Fine Art
Maker’s Spotlight: Halima Cassell
Halima Cassell is a Pakistani-born, British sculptor that has been creating fine art sculptures since graduating with a degree in 3-D design from the University of Central Lancashire. It was Cassell’s early curiosity and natural creativity that forged the way to an “art-based education,” and a career in ceramics.
Cassell’s Pakistani roots and interest in African pattern work developed her unique style. Her ongoing fascination with carved space continues to inform her work. From the artist’s website, David Coggins was quoted as saying, “Halima carves out parts of her history, an exorcism of thought forms, a compulsion to make manifest the intangible, transmuting it into something hard and permanent. Like life, everything begins with the energy of a thought.”

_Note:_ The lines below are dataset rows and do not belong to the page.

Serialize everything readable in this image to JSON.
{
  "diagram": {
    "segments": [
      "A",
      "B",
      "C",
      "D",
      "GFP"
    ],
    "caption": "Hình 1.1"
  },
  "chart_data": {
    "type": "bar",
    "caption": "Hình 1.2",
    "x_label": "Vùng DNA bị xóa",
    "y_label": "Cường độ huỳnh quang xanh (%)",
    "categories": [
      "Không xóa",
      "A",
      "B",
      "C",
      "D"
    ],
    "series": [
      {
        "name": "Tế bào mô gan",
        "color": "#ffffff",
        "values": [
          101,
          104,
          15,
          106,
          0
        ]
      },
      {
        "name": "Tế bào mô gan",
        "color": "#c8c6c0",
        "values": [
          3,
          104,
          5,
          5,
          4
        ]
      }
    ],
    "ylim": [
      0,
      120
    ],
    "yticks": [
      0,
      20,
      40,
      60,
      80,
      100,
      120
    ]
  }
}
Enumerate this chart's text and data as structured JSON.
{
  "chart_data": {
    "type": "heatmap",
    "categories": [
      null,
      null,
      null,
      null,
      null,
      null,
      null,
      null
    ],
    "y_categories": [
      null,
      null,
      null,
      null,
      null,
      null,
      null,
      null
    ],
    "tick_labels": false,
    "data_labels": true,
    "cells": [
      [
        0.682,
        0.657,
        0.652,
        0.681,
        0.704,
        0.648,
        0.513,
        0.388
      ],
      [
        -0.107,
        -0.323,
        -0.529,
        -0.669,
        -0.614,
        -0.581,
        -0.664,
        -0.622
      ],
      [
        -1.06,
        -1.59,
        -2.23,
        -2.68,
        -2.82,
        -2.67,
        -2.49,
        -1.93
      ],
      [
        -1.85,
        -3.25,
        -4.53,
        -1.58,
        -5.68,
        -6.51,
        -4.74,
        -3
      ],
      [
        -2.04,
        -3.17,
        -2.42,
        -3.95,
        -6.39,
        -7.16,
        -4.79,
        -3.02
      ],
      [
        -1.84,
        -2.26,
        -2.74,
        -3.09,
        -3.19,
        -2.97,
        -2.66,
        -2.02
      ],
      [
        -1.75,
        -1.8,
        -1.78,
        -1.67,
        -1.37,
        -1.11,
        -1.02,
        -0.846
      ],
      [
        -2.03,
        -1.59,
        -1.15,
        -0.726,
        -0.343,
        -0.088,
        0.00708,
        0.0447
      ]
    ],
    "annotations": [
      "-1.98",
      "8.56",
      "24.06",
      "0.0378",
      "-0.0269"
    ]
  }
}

Cassell works to create a mood as she manipulates and alters “the planes and facets of the patterns against each other.” This ensues in pushing the boundaries of clay… as it transforms from a material to an element, a form. The sculptor says that the most exciting part of her process is when “my flat designs become dramatically transformed when charted over a structure and then taken to another level by heavily carving into it.” Since Cassell prefers to leave her work organic in color, tones and textures are translated via a reliance on light and shadow.
Cassell’s early work was influenced by traditional Islamic architecture; specifically, intricately carved buildings found all over the world. The artist was also influenced by repetitiveness found in structures in North Africa. Opposites have also played a big part in Cassell’s work: traditional vs. contemporary, big vs. small, and feminine vs. masculine. These unique relationships help Cassell “unify not only internal and external forms but also the parts to the whole.” Shying away from traditional narratives has allowed Cassell to question typical roles, bringing into question whether women always gravitate towards curvaceous forms, while men lean towards hard-edge contours and straight lines. As of late however, Cassell has become more interested in cutting more directly and intentionally into the vessel, almost in a way that contorts the form and deems it unsuitable as a “geometric volume.”
The sophisticated work that Halima Cassell creates often combines recurring patterns with strong geometric patterns. This is possible via a specific methodology that begins by using a heavily gorged clay because it allows for a thick surface which is able to offer a “canvas” for the carvings. Often, the vessels themselves are rather simple in form… this allows the pattern to be highlighted. However once the piece is actually formed, Cassell spends time working out the “mathematics of the pattern and the surface area of the form so that they work accurately and harmoniously together.”
Each piece takes between 100 and 280 hours of work depending on the piece’s size and pattern complexity. The work is slowly dried over a number of weeks; then, it is fired to a temperature which is dependent upon the clay’s capacity.
About her work, Cassell says (courtesy of The Shape of Things), “Like the differently coloured and contrastingly textured clays hewn from the Earth we are all of one substance, despite our superficial differences. This makes us all equal and it is my fervent hope that people will identify with this concept.”